We’ve said it before, we’ll say it again – 2FA is one of the biggest steps you can take to keep your account secure. 2FAs serve as heavy reinforcement for bad passwords, and protect you from brute-force, password stuffing attacks that might otherwise work. However, 2FA has a host of it’s own rules, so here are some dos and don’ts!
For Security Questions
Don’t: Make the Answer to 2FA Questions Something Too Obvious (Or Give Those Answers Out)
Social Engineering played a part in a major EA hack a few years or so ago. If you can imagine a coworker wanting to get into your stuff, and you don’t want them to, pick something that’s not common knowledge about you. “Favorite Musician” is a really easy question when you’ve got BTS memorabilia scattered around your desk!
Knowing this, you should also try and avoid mind-gaming yourself! A joke answer, or an answer that is technically correct but not the first one you would have picked if you’d never seen the question before, will make your answer more obscure, but it might also lock you out if you don’t remember what you wrote. Same goes for things that can change over time. On that note,
Don’t: Make the Answer Something Too Obscure for you to Remember
If you had to go back and look it up so you’d know what the answer was, chances are you’ll have to do that again when you’re asked to verify! Mother’s maiden name, your third grade teacher, what year model your first car was – if it’s too tough to remember after a few seconds, it’s probably not a good answer, even if nobody else would know it either.
Additionally, picking questions with multiple “trick” answers can also trip you up! For example – do you consider your first pet your family’s dog, or the pet you adopted as a teen, the first pet that was really ‘your’ pet? When considering what address you grew up at, is it the one you and your family moved away from when you were six, or the address you actually remember at seven? If you can think of multiple answers, it might not be a good question.
Do: Check Your Formatting
Some sites don’t care about case, others treat 2FA as a second password where everything must be precisely as you typed it the first time. Either way, it’s good to know some things about your habits: do you always capitalize the name of your pet, or if it’s something like ‘spot’, did you not do that this time? Do you include the dot when typing out your 3rd grade teacher’s name? Do you care about apostrophes? All of these are things that can trip you up when asked to verify with a typed answer to a question.
For Texts and Emails
Don’t: Click ‘Remember Me’ Unless it’s Your Device
Don’t click ‘Remember Me’ on your school or library’s computer – ‘Remember Me’ usually means either the computer will keep you logged in, or it will forgo the 2FA because you trust that device, via cookies. Most public computers soft-reset every time they’re logged out to prevent things like keyloggers and other nasty spyware from being left behind, but they can only do that if you remember to log out. If you don’t log out, and the computer isn’t set to restart after a period of inactivity (or someone gets to it before it does) it can mean your accounts are under threat, even if you closed out the browser window and logged off of your account.
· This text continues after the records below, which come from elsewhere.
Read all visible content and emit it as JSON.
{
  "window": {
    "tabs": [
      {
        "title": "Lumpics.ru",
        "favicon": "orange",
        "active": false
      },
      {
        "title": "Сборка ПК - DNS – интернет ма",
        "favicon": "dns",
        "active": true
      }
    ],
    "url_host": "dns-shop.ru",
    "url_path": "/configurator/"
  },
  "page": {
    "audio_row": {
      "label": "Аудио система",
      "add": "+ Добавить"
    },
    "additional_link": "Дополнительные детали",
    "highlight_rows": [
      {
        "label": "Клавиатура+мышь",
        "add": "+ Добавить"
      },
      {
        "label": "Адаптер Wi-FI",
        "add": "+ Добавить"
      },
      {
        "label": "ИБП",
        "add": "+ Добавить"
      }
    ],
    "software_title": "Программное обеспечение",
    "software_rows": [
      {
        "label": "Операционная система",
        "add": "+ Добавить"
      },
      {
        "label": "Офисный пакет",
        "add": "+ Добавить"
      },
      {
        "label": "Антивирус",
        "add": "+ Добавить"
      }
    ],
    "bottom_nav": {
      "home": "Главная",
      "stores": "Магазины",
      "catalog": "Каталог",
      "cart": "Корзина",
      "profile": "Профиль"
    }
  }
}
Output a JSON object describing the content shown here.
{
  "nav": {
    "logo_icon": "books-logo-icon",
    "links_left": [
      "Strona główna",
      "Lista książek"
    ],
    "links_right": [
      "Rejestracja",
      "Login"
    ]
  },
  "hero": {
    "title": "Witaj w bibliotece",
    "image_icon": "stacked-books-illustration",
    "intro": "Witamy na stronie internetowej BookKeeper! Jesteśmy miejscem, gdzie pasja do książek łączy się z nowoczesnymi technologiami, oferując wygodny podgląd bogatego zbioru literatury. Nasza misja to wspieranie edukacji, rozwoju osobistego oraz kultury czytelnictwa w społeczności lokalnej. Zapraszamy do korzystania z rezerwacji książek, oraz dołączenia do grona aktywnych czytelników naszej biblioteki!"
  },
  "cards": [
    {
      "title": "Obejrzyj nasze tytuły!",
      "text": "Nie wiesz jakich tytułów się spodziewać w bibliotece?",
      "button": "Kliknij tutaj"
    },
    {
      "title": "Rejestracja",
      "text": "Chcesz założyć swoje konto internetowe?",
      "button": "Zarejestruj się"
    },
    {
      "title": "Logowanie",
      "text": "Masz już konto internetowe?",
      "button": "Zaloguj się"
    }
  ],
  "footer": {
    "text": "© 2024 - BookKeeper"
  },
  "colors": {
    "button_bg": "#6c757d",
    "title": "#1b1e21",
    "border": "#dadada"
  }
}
Similarly, this assumes the public computer is configured correctly to do that in the first place.
Do: Set it to Something You Can Access on Your Phone or On The Go
It might be a good idea to download Outlook if your backup email is Outlook. Most folks have their phone on them all the time, and if you end up at the bank or in front of a doctor without access to your account because 2FA sends to your computer, you’re going to be tempted to remove 2FA for next time. Don’t! Instead, make sure you can access whatever number or email it’s going to send that message to.
You should also try to update 2FA as you migrate across accounts – if you have something set to send to your old, abandoned email address or phone number, you may lose access to that account.
Do: Enable it Where You Can
2FA prevents the vast majority of password-stuffing attacks. If you need help, password managers like LastPass are an excellent choice – although you’ll have to add your security answers in the notes section, if you’re signed up with security questions instead of texts or emails.